Поль позже скажет, что Камиль был «словно добрый Бог», однажды он подпишется как «ученик Писсарро». «Он был словно отец для меня», — говорил Сезанн. В одной из записей Гаске, которой можно безусловно доверять, говорится: «Мы, пожалуй, все вышли из Писсарро. Уже в 1865 году он полностью отказался от черного, битумов, жженой сьены и охр». Бернар записал высказывание Поля о том, что тот попусту терял время до сорока лет, пока не повстречал Писсарро. Если Сезанн действительно сказал именно так, то это следует понимать как то, что в сорок лет он стал себя ощущать через Писсарро; познакомились же они несколькими годами ранее.

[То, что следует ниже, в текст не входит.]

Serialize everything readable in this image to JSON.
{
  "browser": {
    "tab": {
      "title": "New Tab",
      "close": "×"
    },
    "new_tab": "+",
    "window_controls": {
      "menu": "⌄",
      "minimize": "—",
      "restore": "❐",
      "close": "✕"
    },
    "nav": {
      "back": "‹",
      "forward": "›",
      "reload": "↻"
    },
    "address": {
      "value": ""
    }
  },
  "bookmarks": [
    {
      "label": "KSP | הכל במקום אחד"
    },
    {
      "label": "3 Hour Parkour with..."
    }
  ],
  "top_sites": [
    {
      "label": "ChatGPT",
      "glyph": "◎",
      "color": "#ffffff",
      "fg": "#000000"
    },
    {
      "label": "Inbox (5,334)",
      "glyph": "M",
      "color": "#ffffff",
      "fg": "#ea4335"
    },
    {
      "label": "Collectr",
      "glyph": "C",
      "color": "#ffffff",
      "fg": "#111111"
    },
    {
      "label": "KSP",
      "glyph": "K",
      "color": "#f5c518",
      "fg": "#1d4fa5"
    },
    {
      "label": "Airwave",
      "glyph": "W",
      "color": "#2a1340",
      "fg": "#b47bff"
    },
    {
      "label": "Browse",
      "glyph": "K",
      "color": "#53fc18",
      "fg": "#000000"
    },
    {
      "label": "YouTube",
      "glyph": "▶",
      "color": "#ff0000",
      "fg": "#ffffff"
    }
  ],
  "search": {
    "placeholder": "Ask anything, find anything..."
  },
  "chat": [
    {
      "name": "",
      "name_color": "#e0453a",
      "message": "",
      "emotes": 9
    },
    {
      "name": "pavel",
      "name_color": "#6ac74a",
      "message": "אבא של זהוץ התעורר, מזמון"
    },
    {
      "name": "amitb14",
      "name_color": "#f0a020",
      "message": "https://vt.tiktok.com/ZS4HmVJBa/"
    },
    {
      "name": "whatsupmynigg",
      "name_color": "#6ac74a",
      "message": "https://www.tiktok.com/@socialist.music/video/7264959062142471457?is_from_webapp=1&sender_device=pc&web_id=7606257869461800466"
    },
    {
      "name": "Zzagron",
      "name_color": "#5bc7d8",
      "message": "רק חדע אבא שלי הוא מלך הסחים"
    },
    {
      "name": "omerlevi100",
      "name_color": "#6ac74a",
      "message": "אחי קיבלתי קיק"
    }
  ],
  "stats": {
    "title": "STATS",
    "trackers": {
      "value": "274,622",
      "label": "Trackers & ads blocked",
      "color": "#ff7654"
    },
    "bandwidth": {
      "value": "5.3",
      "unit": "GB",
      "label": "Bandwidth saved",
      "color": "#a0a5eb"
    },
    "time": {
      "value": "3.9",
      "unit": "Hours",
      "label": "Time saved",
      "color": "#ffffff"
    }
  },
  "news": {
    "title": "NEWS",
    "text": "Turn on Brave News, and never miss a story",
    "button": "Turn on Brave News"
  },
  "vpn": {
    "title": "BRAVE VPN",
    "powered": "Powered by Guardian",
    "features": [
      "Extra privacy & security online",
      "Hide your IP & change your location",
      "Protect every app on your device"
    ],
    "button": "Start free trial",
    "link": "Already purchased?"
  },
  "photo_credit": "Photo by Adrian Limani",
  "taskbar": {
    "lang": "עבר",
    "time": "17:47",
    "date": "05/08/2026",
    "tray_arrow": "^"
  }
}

Еще один человек помог ему в это время своей симпатией, хотя и в меньшей степени, — это был доктор Поль-Фердинанд Гаше. Он входил в свое время в батиньольскую группу, а теперь у него был собственный дом в Овере-на-Уазе, неподалеку от Понтуаза. Это был большой дом с садом, который возвышался над окружающей местностью, на улице Вессино. Гаше родился в Лилле в 1828 году. У него была практика в Париже на улице Фабур в Сен-Дени. В 1868 году он женился на молодой женщине, страдавшей туберкулезом. Когда она вскоре стала ждать ребенка, Гаше купил в Овере дом (бывшую школу для девочек) и стал жить то в Париже, то в Овере. С ранних лет он был приверженцем искусства, утверждая, что происходит от Яна Мабюзе; он восхищался Курбе, часто бывал в артистических кафе и познакомился с Мане, Моне, Ренуаром, Дега, Писсарро. Всегда он был готов защищать молодых и мятежных художников с каких бы то ни было позиций — эстетических, психологических или социологических. Будучи эксцентриком, он с 1870 года носил синюю шинель армейского хирурга, летом ходил в белой полотняной фуражке, зимой — в меховой. Он красил волосы в светлый цвет, взял себе имя Доктор Саффрон и ходил с белым зонтиком от солнца. Социалист и гомеопат, он увлекался хиромантией и френологией. Он подружился с Добиньи, который также жил в Овере, и с Домье, к этому времени уже наполовину ослепшим и вернувшимся в Вальмондуа, недалеко от Овера. Мягкосердечный, энергичный, полный энтузиазма, Гаше лечил бедняков со всего района бесплатно и не распространялся об этом. Он не мог спокойно глядеть на бродячих или заблудившихся животных, его дом всегда был полон потерявшимися кошками и собаками. Поль, когда встретил Гаше, почувствовал, что это тот человек, которому можно полностью доверять. Он решил снять небольшой домик в Овере и переехать туда осенью. Этот дом находился поблизости от жилища Гаше. Доктор купил за небольшую сумму пару полотен Поля и стал, таким образом, его первым покупателем. В результате Поль продал еще несколько картин местному коллекционеру Руло, школьному учителю, а также у него принял картины в качестве платы по счетам бакалейщик в Понтуазе. Несомненно, последнего надоумил так поступить Писсарро.